Tuesday, August 17, 2010

Drawing angels



This is a portrait of the three angels of the Lorwolm.

Ga-ukogomen is the largest figure in the center. Nihr Avna-attu is the figure on the right, Tsitao-utna is on the left, and on the far left is a fourth angel, an entity named Yohrdith Eondhel. He is a faint presence in this picture because I have met him only once.

I met the new angel in the grocercy store. I was in the pasta aisle, gazing at jars of Newman's Own spaghetti sauce, when I became aware of someone standing close beside me, at least a foot taller than me. I turned and looked up into a face that bore a smooth porcelain resemblance to a young Paul Newman, as Nathan Hale perhaps, or Billy the Kid from The Left Handed Gun. A Paul Newman with long hair in greenish brown Pre-Raphaelite curls, more green than brown. He was the biggest, most solid, most human-looking angel I had ever seen, with the round limbs of angels in Italian Renaissance paintings, best described by the word "comely". He was dressed in a dull red t-shirt and worn-out jeans, and for a moment I thought, no, this cannot be an angel, this must be another shopper. Then I noticed he was barefoot, and his feet were clean and pale. I looked back at his face and I no longer saw anything like Paul Newman because that face was composed in a serenity I am sure no living human can achieve.

A feeling like terror clutches my heart when the Lorwolm appear, but it is not terror. It is a physical clenching; it is my body's recognition of an angel's presence. I felt this signal while standing in the grocery store beside this angel who seemed to be studying a dead man's face on spaghetti sauce jars.

"He wears a different hat," the angel spoke. It sounded like a solemn pronouncement of great significance.

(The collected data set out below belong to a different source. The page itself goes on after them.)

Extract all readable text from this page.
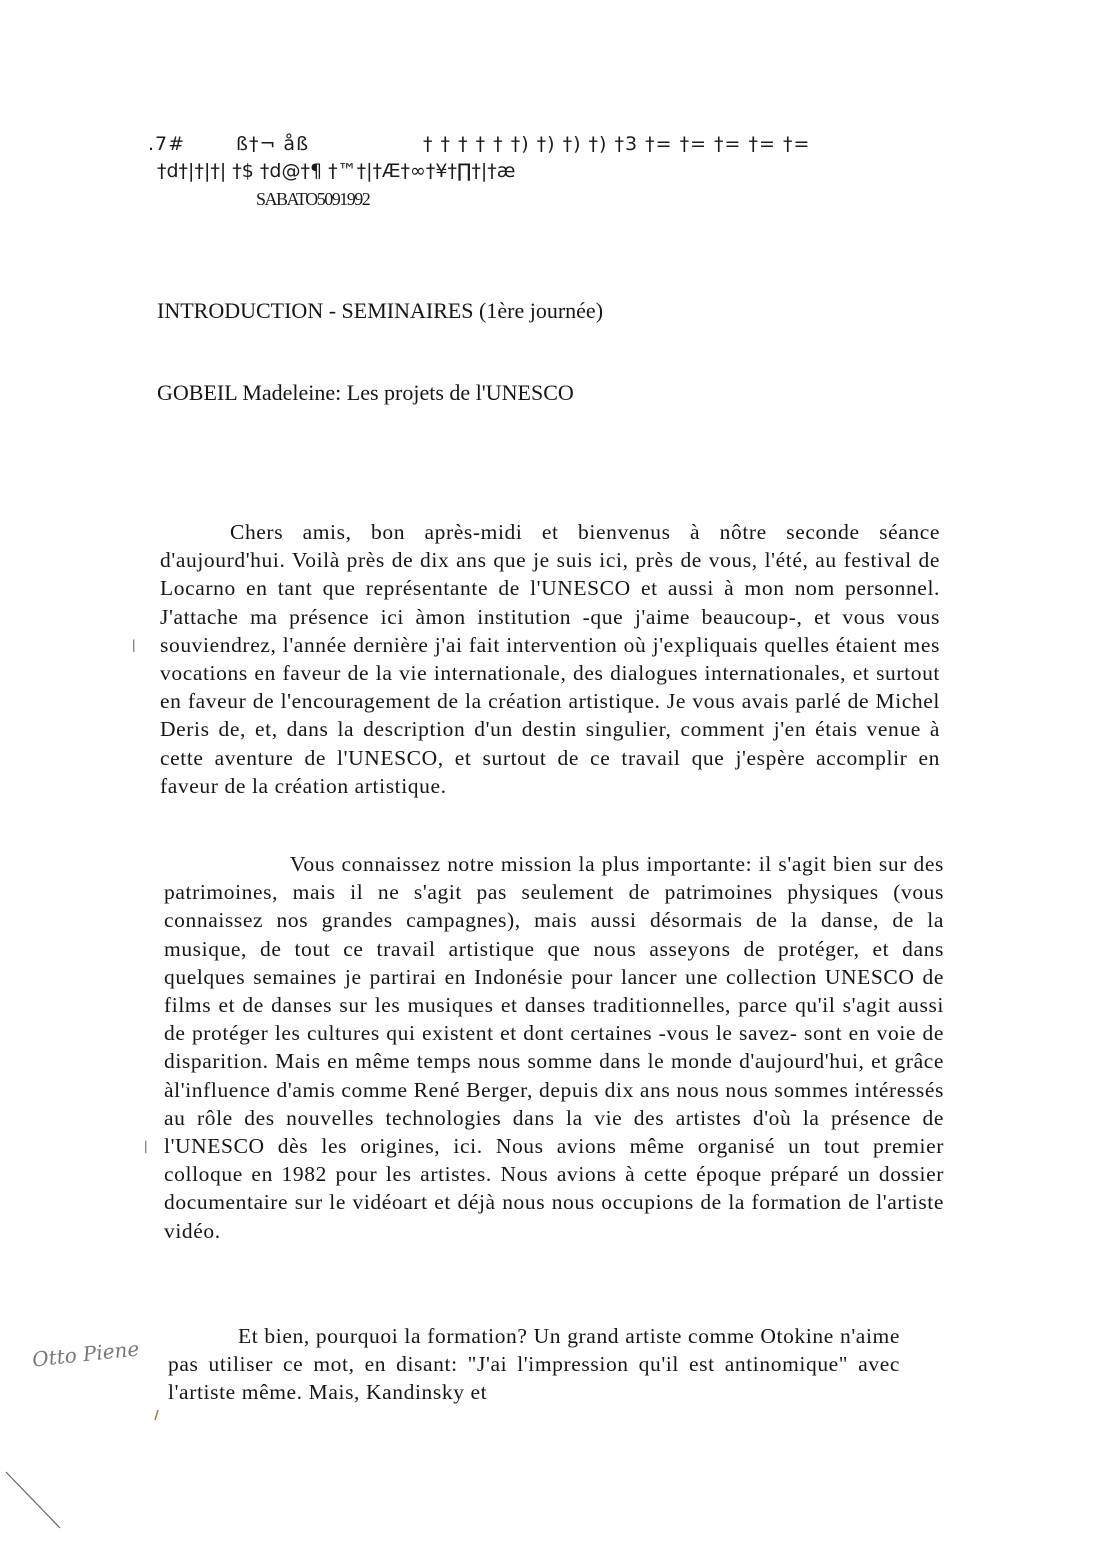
.7#	ß†¬ åß	† † † † † †) †) †) †) †3 †= †= †= †= †=
†d†|†|†| †$ †d@†¶ †™†|†Æ†∞†¥†∏†|†æ
SABATO5091992
INTRODUCTION - SEMINAIRES (1ère journée)
GOBEIL Madeleine: Les projets de l'UNESCO

Chers amis, bon après-midi et bienvenus à nôtre seconde séance d'aujourd'hui. Voilà près de dix ans que je suis ici, près de vous, l'été, au festival de Locarno en tant que représentante de l'UNESCO et aussi à mon nom personnel. J'attache ma présence ici àmon institution -que j'aime beaucoup-, et vous vous souviendrez, l'année dernière j'ai fait intervention où j'expliquais quelles étaient mes vocations en faveur de la vie internationale, des dialogues internationales, et surtout en faveur de l'encouragement de la création artistique. Je vous avais parlé de Michel Deris de, et, dans la description d'un destin singulier, comment j'en étais venue à cette aventure de l'UNESCO, et surtout de ce travail que j'espère accomplir en faveur de la création artistique.

Vous connaissez notre mission la plus importante: il s'agit bien sur des patrimoines, mais il ne s'agit pas seulement de patrimoines physiques (vous connaissez nos grandes campagnes), mais aussi désormais de la danse, de la musique, de tout ce travail artistique que nous asseyons de protéger, et dans quelques semaines je partirai en Indonésie pour lancer une collection UNESCO de films et de danses sur les musiques et danses traditionnelles, parce qu'il s'agit aussi de protéger les cultures qui existent et dont certaines -vous le savez- sont en voie de disparition. Mais en même temps nous somme dans le monde d'aujourd'hui, et grâce àl'influence d'amis comme René Berger, depuis dix ans nous nous sommes intéressés au rôle des nouvelles technologies dans la vie des artistes d'où la présence de l'UNESCO dès les origines, ici. Nous avions même organisé un tout premier colloque en 1982 pour les artistes. Nous avions à cette époque préparé un dossier documentaire sur le vidéoart et déjà nous nous occupions de la formation de l'artiste vidéo.

Et bien, pourquoi la formation? Un grand artiste comme Otokine n'aime pas utiliser ce mot, en disant: "J'ai l'impression qu'il est antinomique" avec l'artiste même. Mais, Kandinsky et

ǀ
ǀ
Otto Piene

"Who wears a different hat?" I asked.

He lifted the index finger of his left hand in answer and pointed to a label on one of the jars. His finger stopped an inch short of touching the jar, but the jar jerked and rattled against the other jars. The angel lowered his hand. The jars became still.

"Who are you?" I asked.

The angel turned his eyes to me. They seemed to be perfectly normal eyes, I was glad to see. They were clear and beautiful, gray-blue in color.

"I am your death beyond hell," said the angel.

That was a nasty shock. "You are my death beyond hell? What are you talking about? There is no hell, right?" Ga-ukogomen had told me there is no hell. It is not needed. Human souls manage to punish themselves more than adequately.

"I am not your death. I am..." he began to speak slowly and with empahasis, "...your...death...eyond...hell."

"I don't get it. You are not my death, but you are my death beyond hell?"

"No. No. My name is not "my death". My name is Your Death Eyond Hell." He peered at me with a look of bemused anxiety that made him seem quite human.

"Your name is Your Death--wait a minute." It finally occured to me why we were misunderstanding each other. "Spell it. Spell your name in English, can you do that?"

"Surely. I can spell my name in thirty-three languages and fourteen alphabets." His smile was beatific, his tone was supercilious. Until I met one, I never realized how much angels like to brag about themselves.

That was my introduction to Yohrdith Eondhel, three months ago. I have not seen him since.